Step 6: Controlling and validation
Digitization is a journey on which customers and the Customer Journey Map set the course. On the way, this must always be compared and adjusted with the current experiences in the project. That is why it is so important to control and check every single step and every phase. The customer is the focus. Make them the most important employee in the project. Then take on the internal processes, from product development to sales and administration. Set milestones at which a certain measured quantity is to be reached. When the milestone is reached at the right time, you get the green light for the next steps. If the mark isn’t reached at the specified time, the analysis begins: Does the team need to change anything about the way they work through the plan? If the plan isn’t right, does it need to be revised or improved? To examine these questions, install control mechanisms such as reviews, reports, and steering committees, and interview your customers and employees. After the first validation (Step 6), the project is checked for whether it contributes to the implementation of the digital vision (Step 2). It’s then fine-tuned, its limits and objectives (Steps 3 and 4) redefined or reformulated as appropriate to modify or renew its implementation (Step 5).
This process can be repeated depending on the scope of the project. This way, the project can be optimized and elevated from validation to validation. And the more processes you digitize, the more their exceptional character will recede in the company and the new digital project will become the rule. However, a validation may also reveal that the project is a mistake and needs to be discontinued. Do not demonize that mistake; breakdowns and undesirable developments can be a valuable raw material for discovering new things. Companies that manage mistakes correctly even have an enormous advantage over their competitors. So give the mistake a chance. It will gives you the security to dare something new and continue experimenting in the digital world.
Summary and outlook
The digitization of customer communication doesn’t have to be a journey into the unknown for insurance companies. It is true that breakdowns and undesirable developments can’t be ruled out from the outset. However, this prospect shouldn’t take away the curiosity of those responsible in marketing, sales, or customer service to experiment with the many approaches and techniques provided by digitization for optimizing the dialog with customers. The success of the overall initiative depends much more on the fact that the customer and their personal situation are at the center of digital considerations if the project is adequately accompanied methodically, strategically, and organizationally.

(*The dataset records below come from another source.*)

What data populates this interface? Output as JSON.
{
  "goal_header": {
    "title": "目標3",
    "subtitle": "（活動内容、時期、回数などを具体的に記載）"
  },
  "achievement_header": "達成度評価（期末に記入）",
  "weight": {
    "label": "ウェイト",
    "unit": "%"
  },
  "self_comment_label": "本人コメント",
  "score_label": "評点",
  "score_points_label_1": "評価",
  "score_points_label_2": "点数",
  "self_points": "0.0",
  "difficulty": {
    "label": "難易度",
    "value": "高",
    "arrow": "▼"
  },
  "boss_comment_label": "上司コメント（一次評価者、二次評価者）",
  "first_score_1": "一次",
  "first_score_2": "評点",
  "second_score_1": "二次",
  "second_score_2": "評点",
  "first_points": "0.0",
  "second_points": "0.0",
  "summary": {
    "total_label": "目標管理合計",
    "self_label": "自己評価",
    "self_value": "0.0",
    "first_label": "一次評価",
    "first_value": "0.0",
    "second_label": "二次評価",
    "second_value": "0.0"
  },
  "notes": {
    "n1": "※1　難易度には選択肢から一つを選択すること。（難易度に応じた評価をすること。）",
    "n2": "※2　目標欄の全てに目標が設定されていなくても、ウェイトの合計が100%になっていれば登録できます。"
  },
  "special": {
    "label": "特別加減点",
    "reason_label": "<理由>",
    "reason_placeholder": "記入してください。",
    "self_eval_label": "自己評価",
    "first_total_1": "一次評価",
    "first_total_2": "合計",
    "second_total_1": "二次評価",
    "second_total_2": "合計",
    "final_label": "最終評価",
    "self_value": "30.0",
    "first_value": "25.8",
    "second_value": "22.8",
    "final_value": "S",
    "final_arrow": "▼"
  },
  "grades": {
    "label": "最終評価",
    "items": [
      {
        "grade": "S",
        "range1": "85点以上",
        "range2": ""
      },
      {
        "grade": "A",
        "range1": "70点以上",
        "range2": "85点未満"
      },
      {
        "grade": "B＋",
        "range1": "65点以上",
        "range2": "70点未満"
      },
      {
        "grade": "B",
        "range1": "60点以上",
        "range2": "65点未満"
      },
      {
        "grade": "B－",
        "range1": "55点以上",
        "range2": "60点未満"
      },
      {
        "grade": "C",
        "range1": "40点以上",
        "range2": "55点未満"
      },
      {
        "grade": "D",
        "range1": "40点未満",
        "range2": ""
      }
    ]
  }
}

The six-step model, which is based on customer relationship management experience and should be used as a matrix for new digital projects, is a valuable aid for all phases of implementation. It takes into account the heterogeneity of the insurance industry and its products on the one hand, and the diversity of customers and their contact points throughout their customer journeys on the other. Of course, it like every model has to be put to the test and, if necessary, updated and adapted for the respective customer segments and products. But it is an important tool for the journey into the digital world, and has already proven itself in numerous customer projects.
Author: Editorial team Future. Customer.